Some adventurous spirited sailors come to Savusavu and are pulled into its contagious charm. They live here on their yacht moored along the shore for years, paying only the minimal mooring fee, and basic living costs. But how do they do this and not pay
enormous fines to the Fiji Government? My friends, it’s called sailing to Wallis and Futuna once a year, a French territory some 300 miles north of the Fiji group. That’s a 5 day round trip sail. You see, once a yacht “checks out” of a port of entry – they are considered an international bound vessel and the regulations are no longer effective. In order to return, the vessel must sail to a different country, check-in and out, and then it can come back to our enchanting Savusavu or another port of entry. Not bad eh! It’s the quick and dirty way to maintain a residence in what many consider paradise. It gets better friends. Some yacht owners have thrown in the towel when it comes to actually sailing the vessel and instead hire a captain and crew to take the yacht out of the country and back again. This is a brilliant idea for us crew who love to sail and Captain’s who love deep-sea fishing.

So to the sea again – I’ll be crewing aboard a sloop called Apage, with a very experienced Captain by the name of Curly. You guessed it! We’re going to Futuna and back. Apage’s owners are busy at the moment and the clock is up on the vessel’s stay. It should be good fun. Look for part two “The Voyage” to be out near the end of September. I would also like to thank those who’ve submitted comments and suggestions about what they’d like to see. Please feel free to make requests and I’ll do my best to tell the story. In the meantime, I hope you enjoy the following nonsense video. Just a bit of clean beach fun!

Click to play beach video


LINK has been fixed. Thanks for the heads up!

Wednesday, September 07, 2005

Navakaka

An hour bus ride on an orange clay road, myself Bob and Eronny find our way to Navakaka village on a Sunday afternoon. We wanted out of town - Cabin Fever was setting in and I needed a change of pace.
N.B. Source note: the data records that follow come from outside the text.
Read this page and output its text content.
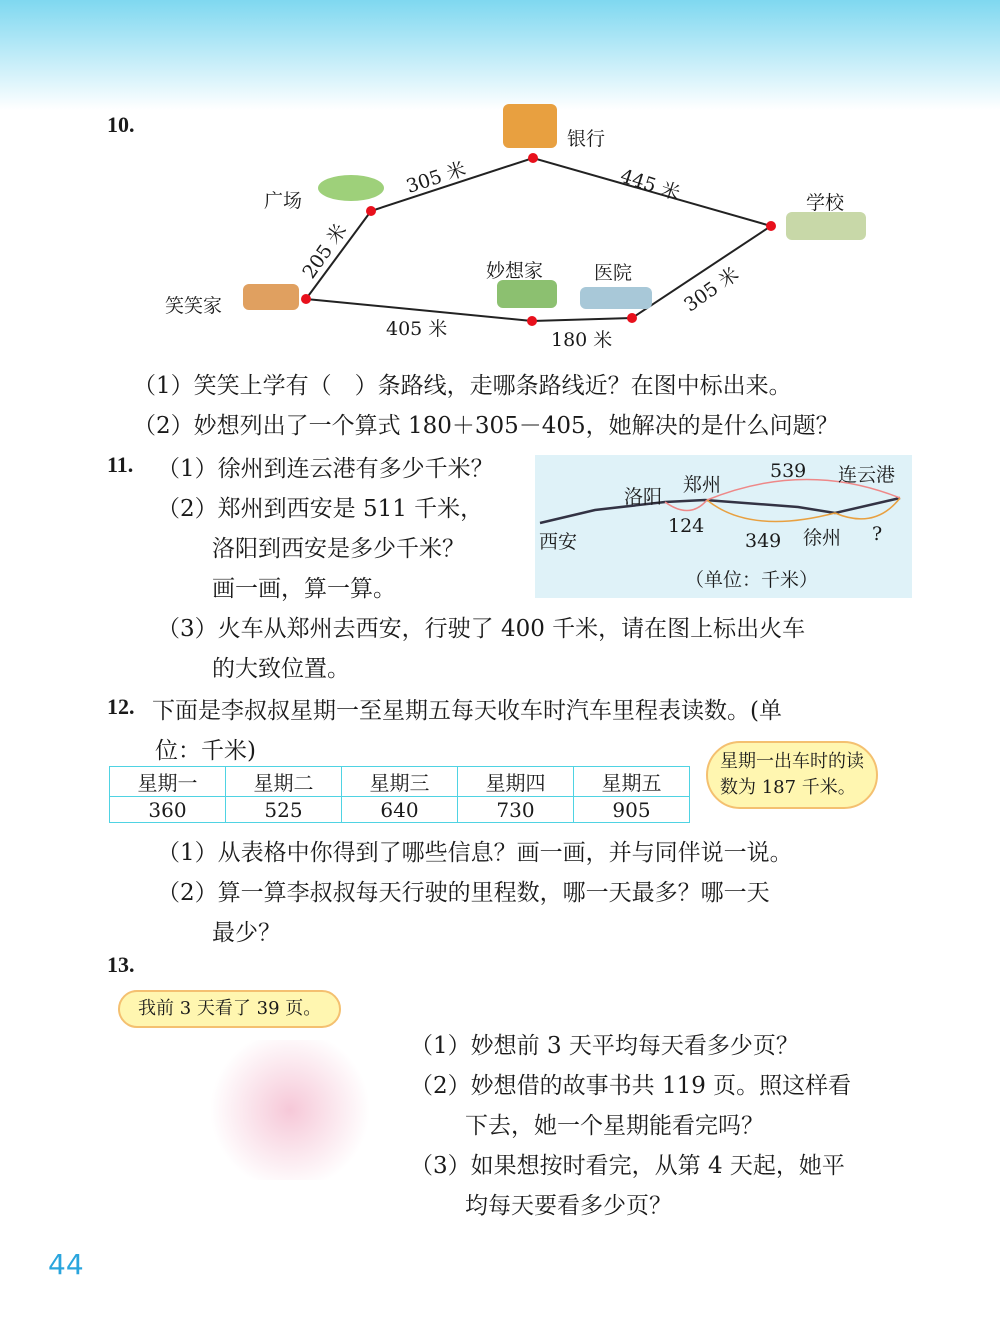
10.
银行
广场	学校
笑笑家
妙想家	医院
305 米	445 米
205 米
305 米
405 米	180 米
（1）笑笑上学有（　）条路线，走哪条路线近？在图中标出来。
（2）妙想列出了一个算式 180＋305－405，她解决的是什么问题？
11. （1）徐州到连云港有多少千米？
（2）郑州到西安是 511 千米，
洛阳到西安是多少千米？
画一画，算一算。
西安
洛阳
郑州	连云港
徐州
539
124
349	?
（单位：千米）
（3）火车从郑州去西安，行驶了 400 千米，请在图上标出火车
的大致位置。
12. 下面是李叔叔星期一至星期五每天收车时汽车里程表读数。(单
位：千米)
星期一	星期二	星期三	星期四	星期五
360	525	640	730	905
星期一出车时的读
数为 187 千米。
（1）从表格中你得到了哪些信息？画一画，并与同伴说一说。
（2）算一算李叔叔每天行驶的里程数，哪一天最多？哪一天
最少？
13.
我前 3 天看了 39 页。
（1）妙想前 3 天平均每天看多少页？
（2）妙想借的故事书共 119 页。照这样看
下去，她一个星期能看完吗？
（3）如果想按时看完，从第 4 天起，她平
均每天要看多少页？
44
The village Navakaka has a population of roughly 100 and just 1 telephone. Kids, dogs, and chickens roam the village along the paths connecting homes and dalo fields. Electricity is by a diesel generator that runs daily 6pm-10pm. My first impressions were - the "garden of eden" might have looked something like this - camping with my family as a kid at Indian Lake State Park- and simplicity.